The proxy reveals the company has four material weaknesses in internal controls. I can’t remember seeing a company point out that many issues before, but my memory could very easily be slipping.
Corporate governance here is awful, by design. The sponsors can maintain close to effective control even if they sell down major portions of their shares. This is going to be a Dutch company with assets held outside of the United States. If all goes well, none of this will matter, but if things go poorly shareholders might be surprised by how few rights they have in this structure. In general, shareholder governance doesn’t matter until it does.
But ultimately, to me the question comes down to the SPAC question: is this actually a good business with a real growth story, or was this prettied up to lure people in at a high valuation. I have bet that it’s the former, not the later, but it’s a small, nervous bet. I’m hoping to add to it if my conviction increases that this is real, or quickly sell out if there are early “growth hiccups”, as they could be a sign that this really was just dressed up to get a deal done.
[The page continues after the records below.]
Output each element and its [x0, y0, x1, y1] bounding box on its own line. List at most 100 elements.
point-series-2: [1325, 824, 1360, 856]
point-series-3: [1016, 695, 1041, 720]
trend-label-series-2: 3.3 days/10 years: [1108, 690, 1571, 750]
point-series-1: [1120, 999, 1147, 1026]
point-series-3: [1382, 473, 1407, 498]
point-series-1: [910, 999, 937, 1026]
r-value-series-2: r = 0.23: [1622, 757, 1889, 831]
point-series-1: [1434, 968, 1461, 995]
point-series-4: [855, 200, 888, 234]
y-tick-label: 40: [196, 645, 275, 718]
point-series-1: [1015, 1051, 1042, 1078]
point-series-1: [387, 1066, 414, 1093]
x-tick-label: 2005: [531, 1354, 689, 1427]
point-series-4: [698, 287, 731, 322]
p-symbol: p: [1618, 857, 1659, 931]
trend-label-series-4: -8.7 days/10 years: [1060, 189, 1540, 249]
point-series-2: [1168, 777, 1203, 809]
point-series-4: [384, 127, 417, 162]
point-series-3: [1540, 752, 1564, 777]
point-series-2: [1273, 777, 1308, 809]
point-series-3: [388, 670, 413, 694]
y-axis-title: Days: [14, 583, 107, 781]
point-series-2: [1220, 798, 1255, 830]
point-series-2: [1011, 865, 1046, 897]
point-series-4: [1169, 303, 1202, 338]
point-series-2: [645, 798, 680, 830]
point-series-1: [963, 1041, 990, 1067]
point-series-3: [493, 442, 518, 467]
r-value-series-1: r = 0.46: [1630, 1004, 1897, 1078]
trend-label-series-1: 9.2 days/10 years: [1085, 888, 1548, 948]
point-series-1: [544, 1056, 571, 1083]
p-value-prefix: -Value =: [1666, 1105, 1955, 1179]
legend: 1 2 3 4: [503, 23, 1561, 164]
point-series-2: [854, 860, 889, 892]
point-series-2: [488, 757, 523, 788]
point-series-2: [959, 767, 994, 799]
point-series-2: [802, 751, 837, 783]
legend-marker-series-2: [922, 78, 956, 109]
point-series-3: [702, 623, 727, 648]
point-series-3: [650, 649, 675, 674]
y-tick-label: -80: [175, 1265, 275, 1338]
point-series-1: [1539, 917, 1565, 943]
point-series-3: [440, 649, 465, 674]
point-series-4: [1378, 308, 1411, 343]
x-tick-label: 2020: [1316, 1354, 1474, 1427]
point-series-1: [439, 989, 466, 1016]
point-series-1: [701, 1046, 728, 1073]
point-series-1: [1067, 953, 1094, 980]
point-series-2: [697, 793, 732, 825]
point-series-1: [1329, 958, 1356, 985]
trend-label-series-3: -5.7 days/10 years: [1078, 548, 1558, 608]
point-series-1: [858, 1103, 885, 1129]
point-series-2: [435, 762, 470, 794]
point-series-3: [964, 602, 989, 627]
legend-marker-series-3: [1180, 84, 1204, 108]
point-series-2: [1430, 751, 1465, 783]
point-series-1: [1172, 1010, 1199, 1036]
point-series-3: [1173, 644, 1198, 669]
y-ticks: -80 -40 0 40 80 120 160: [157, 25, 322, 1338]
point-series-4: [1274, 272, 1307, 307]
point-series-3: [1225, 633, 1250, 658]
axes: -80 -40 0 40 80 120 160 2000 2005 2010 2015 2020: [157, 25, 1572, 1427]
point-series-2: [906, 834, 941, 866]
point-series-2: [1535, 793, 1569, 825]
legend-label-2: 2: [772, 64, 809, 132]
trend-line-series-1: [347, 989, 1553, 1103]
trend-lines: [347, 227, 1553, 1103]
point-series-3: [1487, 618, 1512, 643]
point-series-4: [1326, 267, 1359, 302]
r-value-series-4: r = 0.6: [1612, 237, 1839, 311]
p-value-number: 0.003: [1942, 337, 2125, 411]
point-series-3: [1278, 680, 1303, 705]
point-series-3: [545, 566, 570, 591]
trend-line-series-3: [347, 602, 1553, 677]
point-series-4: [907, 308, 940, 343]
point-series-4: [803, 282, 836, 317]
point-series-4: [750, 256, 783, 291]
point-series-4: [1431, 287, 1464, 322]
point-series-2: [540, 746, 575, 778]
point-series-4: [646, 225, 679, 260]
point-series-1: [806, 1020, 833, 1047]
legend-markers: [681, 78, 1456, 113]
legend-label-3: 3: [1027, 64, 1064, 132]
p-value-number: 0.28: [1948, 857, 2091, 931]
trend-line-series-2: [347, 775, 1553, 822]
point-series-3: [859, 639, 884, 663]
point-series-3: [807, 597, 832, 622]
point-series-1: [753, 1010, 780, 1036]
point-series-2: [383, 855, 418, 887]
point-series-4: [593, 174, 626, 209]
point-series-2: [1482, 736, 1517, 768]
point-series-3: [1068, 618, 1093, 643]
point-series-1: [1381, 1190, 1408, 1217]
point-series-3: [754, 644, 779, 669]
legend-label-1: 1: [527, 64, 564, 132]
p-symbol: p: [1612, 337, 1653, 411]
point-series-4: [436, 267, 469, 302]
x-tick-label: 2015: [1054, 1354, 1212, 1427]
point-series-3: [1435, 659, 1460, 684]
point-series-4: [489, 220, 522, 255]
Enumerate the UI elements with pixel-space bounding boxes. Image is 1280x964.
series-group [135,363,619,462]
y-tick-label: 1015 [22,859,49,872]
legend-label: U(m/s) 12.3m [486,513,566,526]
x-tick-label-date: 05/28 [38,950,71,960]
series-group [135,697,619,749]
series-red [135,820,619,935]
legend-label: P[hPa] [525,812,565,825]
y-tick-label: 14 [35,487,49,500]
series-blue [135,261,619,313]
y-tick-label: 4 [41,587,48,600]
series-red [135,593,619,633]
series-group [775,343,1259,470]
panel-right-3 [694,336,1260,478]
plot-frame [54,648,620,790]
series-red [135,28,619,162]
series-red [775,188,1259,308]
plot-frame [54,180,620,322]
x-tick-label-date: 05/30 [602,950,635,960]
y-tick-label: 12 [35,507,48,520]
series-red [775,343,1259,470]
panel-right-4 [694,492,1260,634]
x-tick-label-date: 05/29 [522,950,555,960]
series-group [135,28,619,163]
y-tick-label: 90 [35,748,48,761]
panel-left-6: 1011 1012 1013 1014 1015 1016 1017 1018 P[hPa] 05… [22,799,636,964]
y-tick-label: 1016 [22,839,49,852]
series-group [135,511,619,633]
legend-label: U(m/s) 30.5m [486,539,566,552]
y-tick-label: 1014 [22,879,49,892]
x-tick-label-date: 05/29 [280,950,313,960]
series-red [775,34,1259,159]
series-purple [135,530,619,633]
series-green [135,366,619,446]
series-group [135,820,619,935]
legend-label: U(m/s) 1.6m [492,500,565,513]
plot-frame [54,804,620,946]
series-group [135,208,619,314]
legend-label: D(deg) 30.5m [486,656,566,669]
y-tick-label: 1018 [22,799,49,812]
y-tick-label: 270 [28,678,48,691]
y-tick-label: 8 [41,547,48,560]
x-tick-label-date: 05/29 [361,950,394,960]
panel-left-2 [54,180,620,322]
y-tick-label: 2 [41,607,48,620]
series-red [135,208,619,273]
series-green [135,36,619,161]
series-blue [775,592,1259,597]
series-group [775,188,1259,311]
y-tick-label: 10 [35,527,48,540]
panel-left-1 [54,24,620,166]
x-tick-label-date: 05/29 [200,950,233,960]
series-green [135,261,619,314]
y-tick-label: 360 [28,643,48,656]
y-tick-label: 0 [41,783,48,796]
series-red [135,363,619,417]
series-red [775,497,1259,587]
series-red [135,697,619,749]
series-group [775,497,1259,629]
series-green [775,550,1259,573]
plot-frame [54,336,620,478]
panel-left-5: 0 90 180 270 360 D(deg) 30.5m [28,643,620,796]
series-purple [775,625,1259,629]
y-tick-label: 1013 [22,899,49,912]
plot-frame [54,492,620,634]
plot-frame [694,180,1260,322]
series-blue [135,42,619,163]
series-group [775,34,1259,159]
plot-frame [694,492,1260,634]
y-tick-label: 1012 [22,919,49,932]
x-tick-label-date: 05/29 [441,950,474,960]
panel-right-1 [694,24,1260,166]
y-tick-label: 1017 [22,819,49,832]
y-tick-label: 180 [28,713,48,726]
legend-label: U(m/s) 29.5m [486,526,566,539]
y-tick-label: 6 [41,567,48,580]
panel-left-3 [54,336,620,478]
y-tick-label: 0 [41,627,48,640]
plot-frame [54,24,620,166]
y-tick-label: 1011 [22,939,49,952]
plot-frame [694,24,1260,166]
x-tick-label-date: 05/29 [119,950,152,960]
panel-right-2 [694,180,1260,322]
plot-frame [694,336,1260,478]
Before wrapping up, a note on the warrants versus the stock. I noted in my SPAC overview that I thought there might be “forced sellers” of SPAC warrants after deal completion. I can’t help but wonder if I’m not the only one who noticed that and the pendulum has swung too far in the other direction, because PACE’s warrants are awfully expensive. PACE’s warrants are not normal warrants with a one for one expiration; it takes 3 pace warrants to buy one share of stock at $11.50. In addition, the warrants cap out at $18/share (the company can call them if the share price exceeds that level). So the warrants have a max payoff of ((18 – 11.50) / 3) = ~$2.17. There are a lot of different ways to cut it, but the bottom line to me is that the $18 call is a very real cost*, and at today’s price of ~$0.80/warrant the warrants seem to be pricing in a very rosy future or assuming this will be an incredibly volatile stock. I own a bit of both the stock and warrants, but at today’s prices I think the stock makes more sense than the warrants to be honest.
*I think using black scholes on a five year warrant implies a level of mathematical precision that doesn’t exist in the real world, but if I plug an $18 call w/ a 5 year strike (the warrants expire 5 years after the deal closes) and assume 40% volatility, the $18 call feature is worth ~$0.57/warrant (also adjusted for the 3 warrants for 1 share feature). It starts to become a little circular (i.e. higher vol = lower value for the $18.50 call = lower implied price for standalone warrant), but if you add that $0.57 price back to today’s warrant price of ~$0.80, the warrants would be trading for $1.37/share without the call, which implies roughly 47% volatility. That seems pretty high to me.